I got a radio.
I’ve been reconstructing my life lately. It’s something I’ve done once or twice before, but on those occasions it was caused by dissatisfaction with what had gone before. Now it’s because it’s really necessary. Like when you’re living in a house and, maybe because you haven’t been looking after it properly, you suddenly realize that it’s not actually a structurally complete house any more, but is actually something of a ruin, maybe even just a pile of rubble. If you were more observant than me then you’d probably have noticed the state of your house sooner, but if not, then you’d certainly acknowledge that now it needs a bit of rebuilding.
I suppose if you’re of an optimistic persuasion then you’d view that rebuilding project with excitement, thinking about how your dream home could be realized at last.

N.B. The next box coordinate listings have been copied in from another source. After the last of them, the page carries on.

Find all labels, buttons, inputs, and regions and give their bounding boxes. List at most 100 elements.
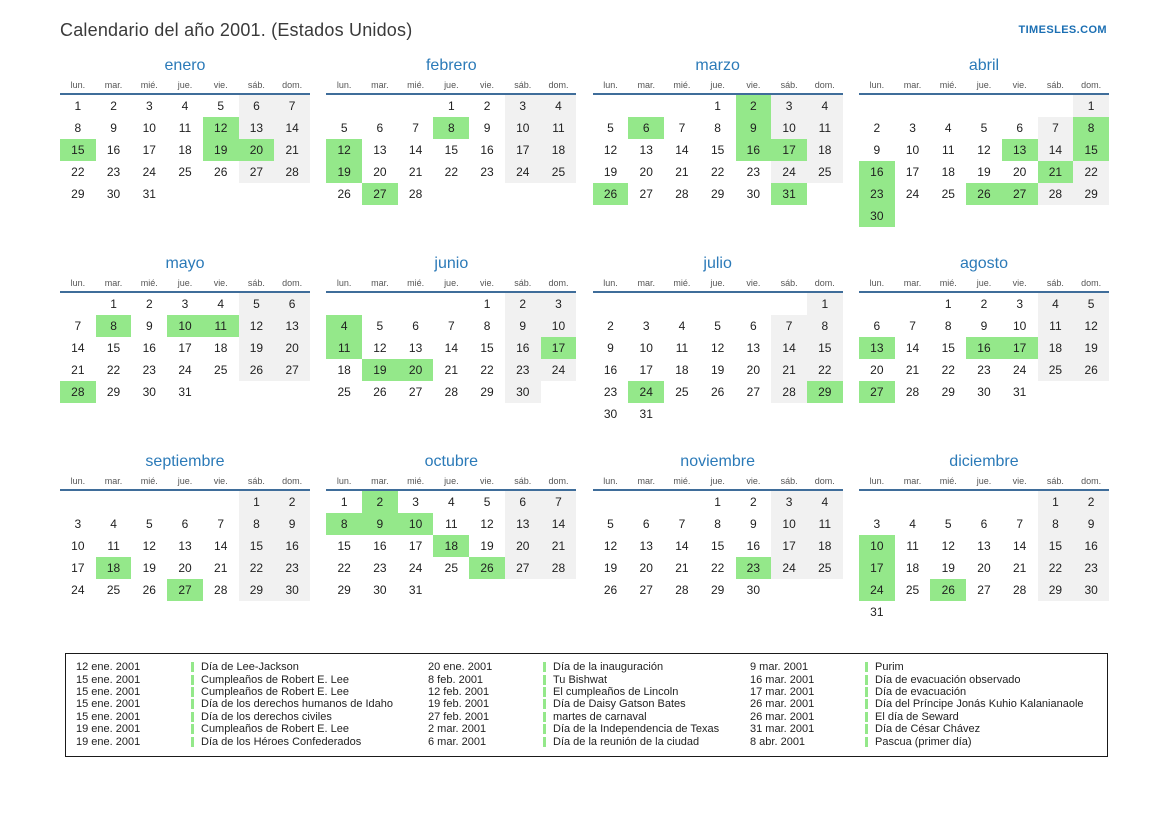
day-cell: 5 <box>1073 293 1109 315</box>
empty-cell <box>593 293 629 315</box>
day-cell: 22 <box>710 165 725 179</box>
day-cell: 27 <box>504 557 541 579</box>
holiday-marker <box>865 736 868 747</box>
day-cell: 25 <box>337 385 351 399</box>
day-cell: 3 <box>145 99 153 113</box>
day-cell: 3 <box>873 517 881 531</box>
holiday-day-cell: 27 <box>362 183 398 205</box>
weekday-label: mié. <box>407 80 425 90</box>
day-cell: 3 <box>74 517 82 531</box>
day-cell: 5 <box>607 517 614 531</box>
weekday-label: sáb. <box>247 476 265 486</box>
day-cell: 4 <box>447 495 455 509</box>
weekday-label: mar. <box>104 278 123 288</box>
weekday-label: jue. <box>710 80 725 90</box>
holiday-day-cell: 27 <box>167 579 203 601</box>
day-cell: 28 <box>905 385 920 399</box>
holiday-marker <box>543 662 546 673</box>
weekday-label: dom. <box>548 278 569 288</box>
day-cell: 6 <box>873 319 881 333</box>
day-cell: 18 <box>337 363 351 377</box>
holiday-day-cell: 11 <box>326 337 363 359</box>
legend-holiday-name: martes de carnaval <box>553 710 647 723</box>
day-cell: 9 <box>145 319 153 333</box>
empty-cell <box>664 491 700 513</box>
day-cell: 21 <box>540 535 577 557</box>
day-cell: 15 <box>1037 535 1074 557</box>
day-cell: 5 <box>238 293 275 315</box>
legend-holiday-name: El cumpleaños de Lincoln <box>553 685 679 698</box>
day-cell: 24 <box>771 161 807 183</box>
legend-holiday-name: Cumpleaños de Robert E. Lee <box>201 723 349 736</box>
weekday-label: dom. <box>814 278 835 288</box>
holiday-marker <box>191 686 194 697</box>
weekday-label: vie. <box>480 476 495 486</box>
day-cell: 22 <box>941 363 955 377</box>
day-cell: 29 <box>71 187 85 201</box>
day-cell: 3 <box>181 297 189 311</box>
day-cell: 29 <box>1073 183 1109 205</box>
legend-holiday-name: Cumpleaños de Robert E. Lee <box>201 685 349 698</box>
weekday-label: dom. <box>548 476 569 486</box>
month-julio: julio lun. mar. mié. jue. vie. sáb. dom. 1 2 3 4 5 6 7… <box>592 253 843 443</box>
empty-cell <box>628 95 664 117</box>
holiday-day-cell: 17 <box>1001 337 1038 359</box>
legend-row: 26 mar. 2001 Día del Príncipe Jonás Kuhio… <box>750 698 1090 710</box>
day-cell: 25 <box>540 161 577 183</box>
day-cell: 14 <box>408 143 423 157</box>
holiday-marker <box>865 699 868 710</box>
day-cell: 11 <box>675 341 689 355</box>
day-cell: 8 <box>944 319 952 333</box>
brand-link[interactable]: TIMESLES.COM <box>1018 24 1107 36</box>
weekday-label: mar. <box>903 476 922 486</box>
day-cell: 1 <box>714 99 721 113</box>
holiday-day-cell: 24 <box>628 381 665 403</box>
legend-holiday-name: Día de Daisy Gatson Bates <box>553 698 686 711</box>
weekday-header: lun. mar. mié. jue. vie. sáb. dom. <box>60 476 310 491</box>
weekday-header: lun. mar. mié. jue. vie. sáb. dom. <box>592 278 843 293</box>
holiday-marker <box>191 711 194 722</box>
day-cell: 22 <box>710 561 725 575</box>
day-cell: 13 <box>408 341 423 355</box>
day-cell: 23 <box>504 359 541 381</box>
empty-cell <box>60 491 96 513</box>
day-cell: 1 <box>74 99 82 113</box>
holiday-day-cell: 30 <box>858 205 895 227</box>
day-cell: 30 <box>746 583 761 597</box>
day-cell: 27 <box>746 385 761 399</box>
day-cell: 22 <box>480 363 494 377</box>
day-cell: 28 <box>444 385 458 399</box>
holiday-day-cell: 21 <box>1037 161 1074 183</box>
holiday-day-cell: 23 <box>858 183 895 205</box>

If, on the other hand, you’re like me, then you’d probably be wondering where you can find anything to build with, anything at all, and what you could possibly make with it that would have any chance of giving some shelter.
Without consciously entering into that process too much I seem to have arrived at the decision that music should be a key part of this house. This decision, though taken with little consciousness, was based on what parts of the old house seemed to be most solid, and most to my taste, unlike, say, the furnishings installed by previous owners and merely inherited, reluctantly, by me.
I suppose I knew that music had been a key part of a previous rebuilding process. Learning the guitar was an essential part of one of my earlier reconstructions, and one that I was pleased with. Tracing further back, although memories are getting very blurry, I can recall that listening to a walkman (cassette-based, of course, we are talking in geological timescales here) was a significant part of earlier, less comprehensive, reconstruction work. I am aware of some of the details that went with that walkman (I could tell you it’s colour, brand, which shop (no longer extant desde hace siglos) I bought it from, it’s price, and how I came to have that money, I could tell you about its silver plastic case with the blue velveteen lining, trust me, I could go on and on). But I had never really dug further back to find out why I wanted a walkman. “Find out” is obviously the wrong term, since I must once have known this. But that knowledge is locked in a person that I don’t think of as myself, so the me I am now really has to discover this as a genuinely new piece of information.
And the discovery process makes me recall that I acquired a radio. It was some kind of swap with a school mate, though I can’t recall what I parted with in exchange for it. What I can recall was the feeling that it set me apart. Not that I was special because of having a radio, and certainly not unique. But I listened to it alone, in my room, and for a long time never discussed with anyone what I listened to. In fact I’m not sure there are many people yet who know of the number of times I heard “Boy named Sue”, “Nutbush city limits” or “Cleaning windows” on a Saturday morning with Dave Cash. But in that solitude something spoke to me. I’d never really been exposed to much music before, but the radio gave me the opportunity and started something that is still going on.
So I can trace it all back to that radio. And I can say that the radio came to me by pure chance randomness, and therefore that’s an end to the story. Except it’s not, is it. I could have listened to the radio and been untouched by it. But no, the radio’s seed fell on fertile ground. So the next question I have to tackle is what made me so vulnerable to music. Hmmmm. I’ll probably get back with an answer in the next 10 or 15 years.
have been undertaking a similar process for awhile now. however for myself, rather than being a rebuilding project, i think i just woke up one morning, looked around me and realised “danm it. i’m in the wrong house!” because what had happened was not a gradual deterioration of the interior design. essentially what had happened was that i walked out of my house having left all of my luggage behind, stepped onto a plane, and never went back to the original house. at the same time, i simply walked into a new and empty house, and have been there ever since cluttering the place up! but now i’m realising that i actually *liked* some of my old stuff. the conundrum is how to weed out the essentials from both places and marry them together in the same living space, so to speak. why do you think that i’ve become so obsessed with photography and other things like the hammered dulcimer recently? (though not simultaneously, of course, um…)
allow yourself to find a bit of excitement in the rebuilding project. because old radios are very cool, and your new refurbishment is going to have one.